The debate over mental health in the church was alive this week on Twitter after a pastor posted a thread of comments attacking psychology and calling mental illness “SIN” (his emphasis). After weighing in on the conversation, I tweeted some thoughts. One tweet got a lot of attention: “For every pastor equating mental illness with sin, there are so many more partnering with therapists to bring wellness to those suffering.” It was a message of hope, and it resonated with many who are also seeing the tides turn on this nearly 50-year-old schism.
One of the distinctives of the Church Therapy model is the team approach connecting pastors and therapists. Both roles work seamlessly together to come alongside people who are seeking to grow spiritually and emotionally. Of course I advocate for an increase in the number of churches who bring licensed therapists on staff, but that is not the only way to build a partnership. If you are a counselor and you obtain authorization from the client, you can reach out to their pastor. Pastors, you can reach out to counselors (who will at that point have to have the client sign a release before returning your call).
So what should pastors and counselors talk about? Can they even speak the same language to understand the issues going on for the client? Here are three ways pastors and counselors can get on the same page:
Start With The Client’s Goals
Both pastors and therapists need to remember that the work is not about them. The work is about the client’s process of growth. Start the conversation by talking about what the person has said to each of you about what they want to work on. As an example, let’s imagine a case in which a person is struggling with social anxiety. The therapist could share with the pastor some information about this disorder and ways they are using relaxation or cognitive-behavioral strategies to decrease anxiety symptoms. The pastor could offer insight about ways this anxiety may have manifested at church so that the therapist has a more clear sense of the impact of symptoms. Both could offer thoughts on what the process of healing or change would look like for the person. What would you each notice as emotional and spiritual growth? What do you each see as the problem areas or root causes of issues? Remember, use your perspectives to collaborate instead of debate. You each have something important to offer as you help the person.
Make A Two-Part Plan
Wraparound treatment provides help from multiple angles. What can the pastor do to help the person grow spiritually and connect better at church? What can the therapist do to see the church context as a safe space for the client to practice skills and grow? Sometimes traditional discipleship models have cracks through which those with mental health difficulties fall. Could the therapist and the pastor come up with accommodation ideas that could help the client succeed both emotionally and spiritually? Additionally, the pastor and the therapist can unify their key focus or message so that both are helping the person narrow in on one or two key truths from spiritual and psychological angles.

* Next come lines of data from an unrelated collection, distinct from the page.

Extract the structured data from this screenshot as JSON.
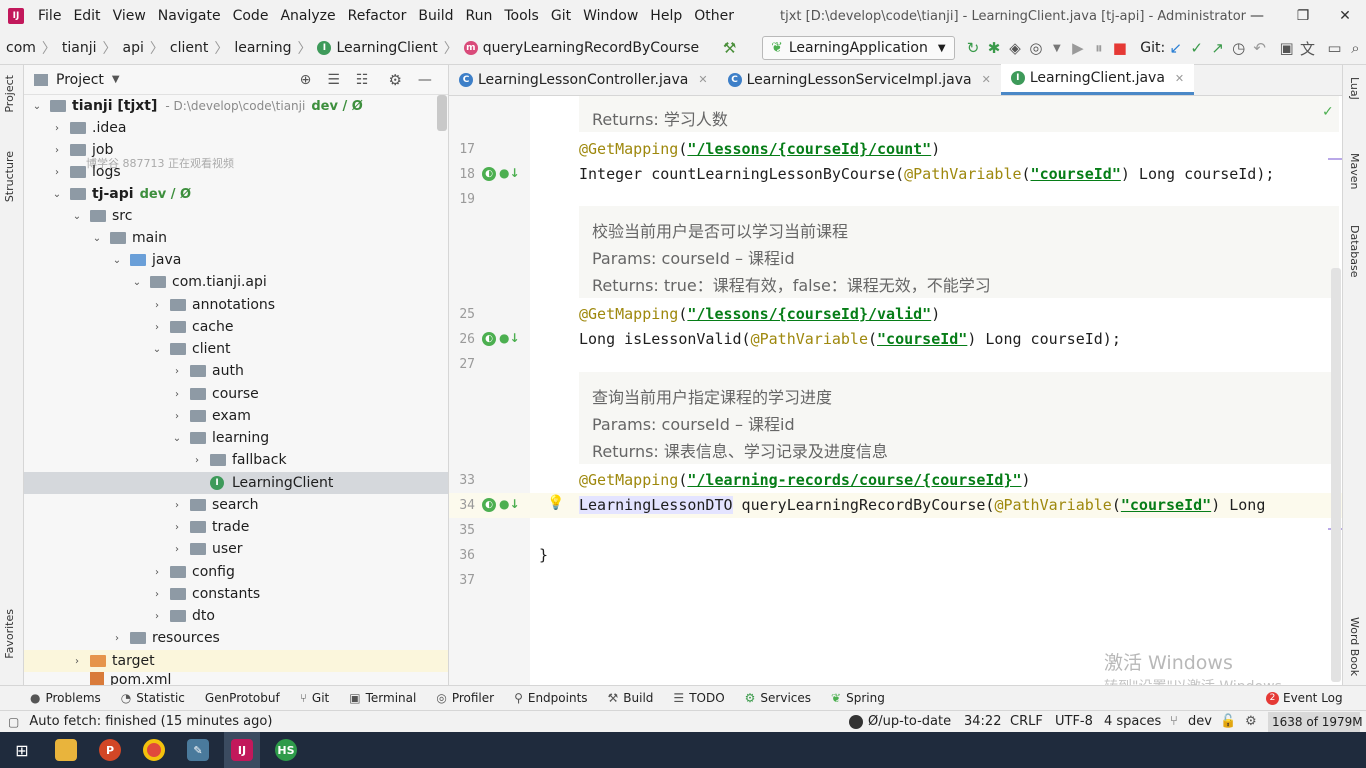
{
  "menu": {
    "items": [
      "File",
      "Edit",
      "View",
      "Navigate",
      "Code",
      "Analyze",
      "Refactor",
      "Build",
      "Run",
      "Tools",
      "Git",
      "Window",
      "Help",
      "Other"
    ],
    "window_title": "tjxt [D:\\develop\\code\\tianji] - LearningClient.java [tj-api] - Administrator"
  },
  "breadcrumb": {
    "items": [
      "com",
      "tianji",
      "api",
      "client",
      "learning",
      "LearningClient",
      "queryLearningRecordByCourse"
    ]
  },
  "toolbar": {
    "run_config": "LearningApplication",
    "git_label": "Git:"
  },
  "side_tabs": {
    "project": "Project",
    "structure": "Structure",
    "favorites": "Favorites",
    "luaj": "LuaJ",
    "maven": "Maven",
    "database": "Database",
    "word_book": "Word Book"
  },
  "project": {
    "title": "Project",
    "root_label": "tianji [tjxt]",
    "root_path": "- D:\\develop\\code\\tianji",
    "root_vcs": "dev / Ø",
    "overlay_text": "博学谷 887713 正在观看视频",
    "tree": [
      {
        "label": "tianji [tjxt]",
        "kind": "root"
      },
      {
        "label": ".idea"
      },
      {
        "label": "job"
      },
      {
        "label": "logs"
      },
      {
        "label": "tj-api",
        "vcs": "dev / Ø"
      },
      {
        "label": "src"
      },
      {
        "label": "main"
      },
      {
        "label": "java"
      },
      {
        "label": "com.tianji.api"
      },
      {
        "label": "annotations"
      },
      {
        "label": "cache"
      },
      {
        "label": "client"
      },
      {
        "label": "auth"
      },
      {
        "label": "course"
      },
      {
        "label": "exam"
      },
      {
        "label": "learning"
      },
      {
        "label": "fallback"
      },
      {
        "label": "LearningClient"
      },
      {
        "label": "search"
      },
      {
        "label": "trade"
      },
      {
        "label": "user"
      },
      {
        "label": "config"
      },
      {
        "label": "constants"
      },
      {
        "label": "dto"
      },
      {
        "label": "resources"
      },
      {
        "label": "target"
      },
      {
        "label": "pom.xml"
      }
    ]
  },
  "tabs": [
    {
      "label": "LearningLessonController.java",
      "active": false
    },
    {
      "label": "LearningLessonServiceImpl.java",
      "active": false
    },
    {
      "label": "LearningClient.java",
      "active": true
    }
  ],
  "editor": {
    "line_numbers": [
      "17",
      "18",
      "19",
      "25",
      "26",
      "27",
      "33",
      "34",
      "35",
      "36",
      "37"
    ],
    "doc1_returns": "Returns: 学习人数",
    "mapping1": "@GetMapping(\"/lessons/{courseId}/count\")",
    "method1": "Integer countLearningLessonByCourse(@PathVariable(\"courseId\") Long courseId);",
    "doc2": [
      "校验当前用户是否可以学习当前课程",
      "Params: courseId – 课程id",
      "Returns: true：课程有效，false：课程无效，不能学习"
    ],
    "mapping2": "@GetMapping(\"/lessons/{courseId}/valid\")",
    "method2": "Long isLessonValid(@PathVariable(\"courseId\") Long courseId);",
    "doc3": [
      "查询当前用户指定课程的学习进度",
      "Params: courseId – 课程id",
      "Returns: 课表信息、学习记录及进度信息"
    ],
    "mapping3": "@GetMapping(\"/learning-records/course/{courseId}\")",
    "method3": "LearningLessonDTO queryLearningRecordByCourse(@PathVariable(\"courseId\") Long",
    "closing": "}"
  },
  "watermark": {
    "line1": "激活 Windows",
    "line2": "转到\"设置\"以激活 Windows。"
  },
  "bottom_tabs": [
    "Problems",
    "Statistic",
    "GenProtobuf",
    "Git",
    "Terminal",
    "Profiler",
    "Endpoints",
    "Build",
    "TODO",
    "Services",
    "Spring"
  ],
  "event_log": {
    "label": "Event Log",
    "count": "2"
  },
  "status": {
    "message": "Auto fetch: finished (15 minutes ago)",
    "vcs": "Ø/up-to-date",
    "position": "34:22",
    "line_sep": "CRLF",
    "encoding": "UTF-8",
    "indent": "4 spaces",
    "branch": "dev",
    "memory": "1638 of 1979M"
  }
}
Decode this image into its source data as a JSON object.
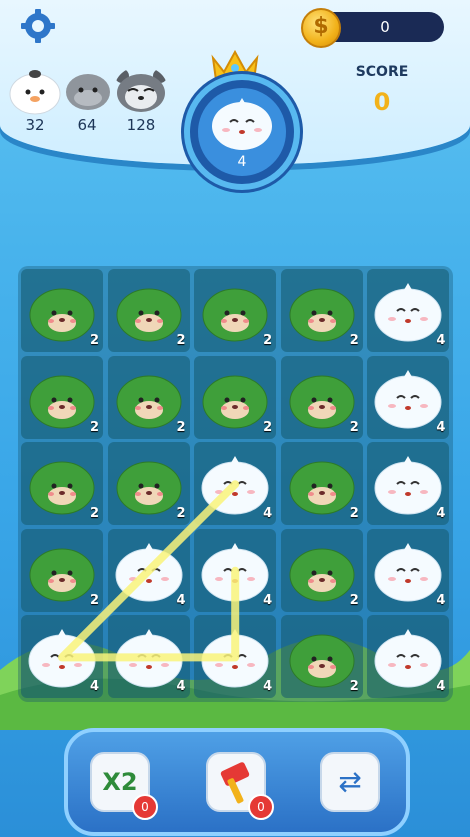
{
  "top": {
    "coins": "0",
    "score_label": "SCORE",
    "score_value": "0",
    "target_level": "4"
  },
  "pets": [
    {
      "name": "white-pet",
      "value": "32"
    },
    {
      "name": "gray-pet",
      "value": "64"
    },
    {
      "name": "raccoon-pet",
      "value": "128"
    }
  ],
  "board": {
    "rows": [
      [
        "2",
        "2",
        "2",
        "2",
        "4"
      ],
      [
        "2",
        "2",
        "2",
        "2",
        "4"
      ],
      [
        "2",
        "2",
        "4",
        "2",
        "4"
      ],
      [
        "2",
        "4",
        "4",
        "2",
        "4"
      ],
      [
        "4",
        "4",
        "4",
        "2",
        "4"
      ]
    ]
  },
  "tools": {
    "x2_label": "X2",
    "x2_count": "0",
    "hammer_count": "0",
    "shuffle_count": ""
  },
  "colors": {
    "green_pet": "#3f9f3a",
    "white_pet": "#f5fbff",
    "gold": "#f2b21a"
  }
}
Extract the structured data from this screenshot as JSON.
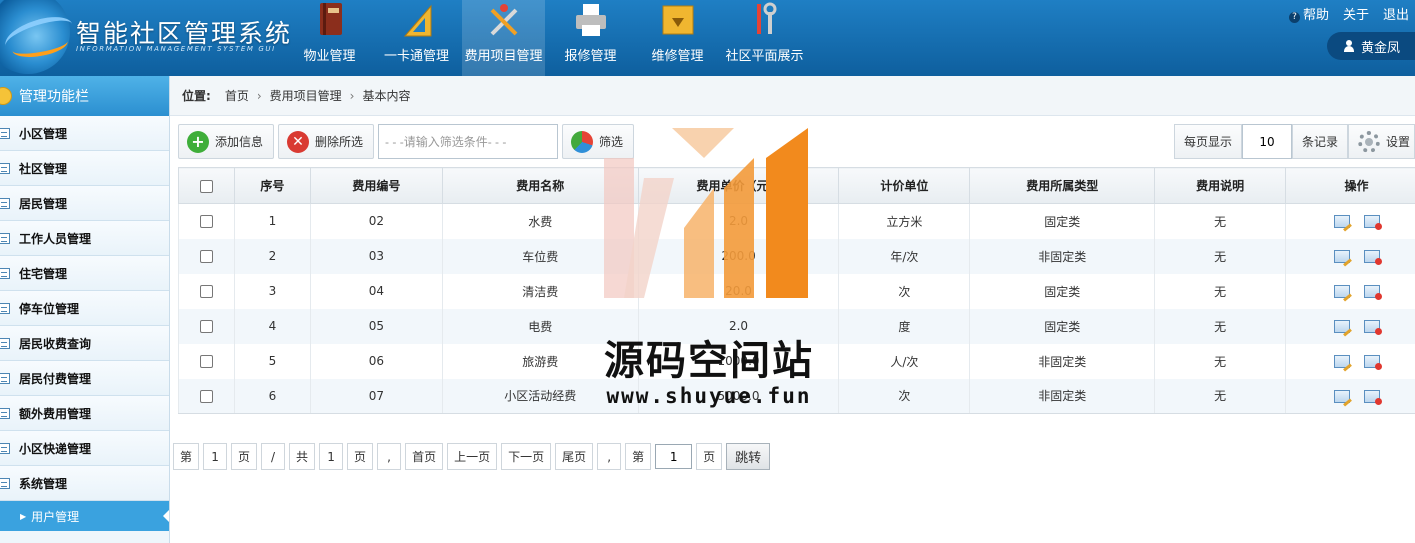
{
  "header": {
    "title": "智能社区管理系统",
    "subtitle": "INFORMATION MANAGEMENT SYSTEM GUI",
    "nav": [
      {
        "label": "物业管理",
        "icon": "book-icon",
        "active": false
      },
      {
        "label": "一卡通管理",
        "icon": "ruler-icon",
        "active": false
      },
      {
        "label": "费用项目管理",
        "icon": "tools-icon",
        "active": true
      },
      {
        "label": "报修管理",
        "icon": "printer-icon",
        "active": false
      },
      {
        "label": "维修管理",
        "icon": "folder-icon",
        "active": false
      },
      {
        "label": "社区平面展示",
        "icon": "wrench-icon",
        "active": false
      }
    ],
    "links": {
      "help": "帮助",
      "about": "关于",
      "logout": "退出"
    },
    "user": "黄金凤"
  },
  "sidebar": {
    "title": "管理功能栏",
    "items": [
      {
        "label": "小区管理"
      },
      {
        "label": "社区管理"
      },
      {
        "label": "居民管理"
      },
      {
        "label": "工作人员管理"
      },
      {
        "label": "住宅管理"
      },
      {
        "label": "停车位管理"
      },
      {
        "label": "居民收费查询"
      },
      {
        "label": "居民付费管理"
      },
      {
        "label": "额外费用管理"
      },
      {
        "label": "小区快递管理"
      },
      {
        "label": "系统管理"
      }
    ],
    "sub_item": "用户管理"
  },
  "breadcrumb": {
    "label": "位置:",
    "items": [
      "首页",
      "费用项目管理",
      "基本内容"
    ]
  },
  "toolbar": {
    "add_label": "添加信息",
    "delete_label": "删除所选",
    "search_placeholder": "- - -请输入筛选条件- - -",
    "filter_label": "筛选",
    "per_page_label": "每页显示",
    "per_page_value": "10",
    "records_label": "条记录",
    "settings_label": "设置"
  },
  "table": {
    "columns": [
      "序号",
      "费用编号",
      "费用名称",
      "费用单价（元）",
      "计价单位",
      "费用所属类型",
      "费用说明",
      "操作"
    ],
    "rows": [
      {
        "no": "1",
        "code": "02",
        "name": "水费",
        "price": "2.0",
        "unit": "立方米",
        "type": "固定类",
        "desc": "无"
      },
      {
        "no": "2",
        "code": "03",
        "name": "车位费",
        "price": "200.0",
        "unit": "年/次",
        "type": "非固定类",
        "desc": "无"
      },
      {
        "no": "3",
        "code": "04",
        "name": "清洁费",
        "price": "20.0",
        "unit": "次",
        "type": "固定类",
        "desc": "无"
      },
      {
        "no": "4",
        "code": "05",
        "name": "电费",
        "price": "2.0",
        "unit": "度",
        "type": "固定类",
        "desc": "无"
      },
      {
        "no": "5",
        "code": "06",
        "name": "旅游费",
        "price": "1000.0",
        "unit": "人/次",
        "type": "非固定类",
        "desc": "无"
      },
      {
        "no": "6",
        "code": "07",
        "name": "小区活动经费",
        "price": "5000.0",
        "unit": "次",
        "type": "非固定类",
        "desc": "无"
      }
    ]
  },
  "pager": {
    "di": "第",
    "page_current": "1",
    "ye": "页",
    "slash": "/",
    "gong": "共",
    "page_total": "1",
    "ye2": "页",
    "comma": ",",
    "first": "首页",
    "prev": "上一页",
    "next": "下一页",
    "last": "尾页",
    "comma2": ",",
    "di2": "第",
    "jump_value": "1",
    "ye3": "页",
    "go": "跳转"
  },
  "watermark": {
    "text": "源码空间站",
    "url": "www.shuyue.fun"
  }
}
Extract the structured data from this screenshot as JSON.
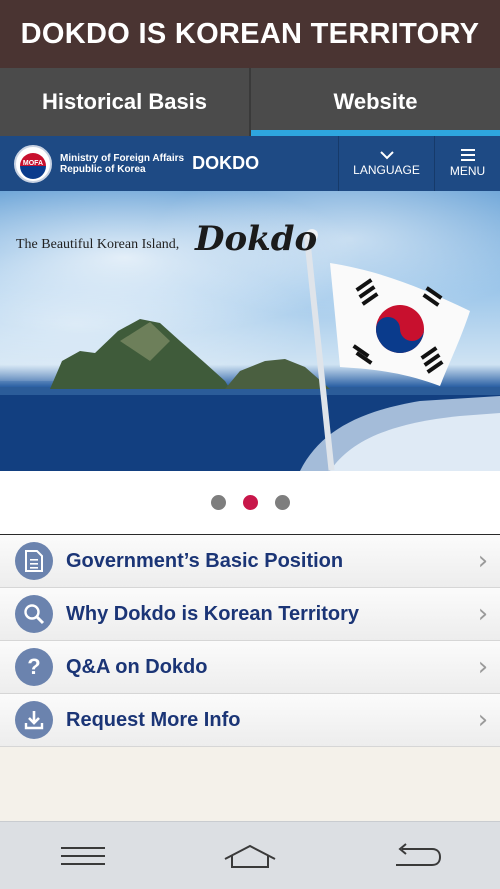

There is unfortunately a long history of distrust between pastors and counselors. This post assumes that the counselor is a Christian, but pastors can be involved even with non-Christian therapists. However, there are likely to be some pretty major obstacles of distrust to overcome. Pastors, let the therapist know you respect and value their work. Tell them about changes you see in the person’s progress, especially if you have known the person a long time or were the one to recommend treatment. Counselors, don’t treat pastors as though they are not the “expert” or assume they are hostile to psychology. Even if they have some questions, respond non-defensively and do not presume questions mean attack. Develop a genuine relationship with each other so that you can continue to collaborate on other clients. Pastors, you could invite therapists to come do a training with your staff. Counselors, you could invite pastors to your office for lunch and conversation with yourself and perhaps a group of your colleagues.
We all need to work together to fight stigma and support those in the church body who are facing mental health challenges. When we focus on the person, we can set aside old debates and start new conversations about how to be of help. That makes therapy a great addition to the person’s healing and growth process, and it makes church a safe place for them to be emotionally.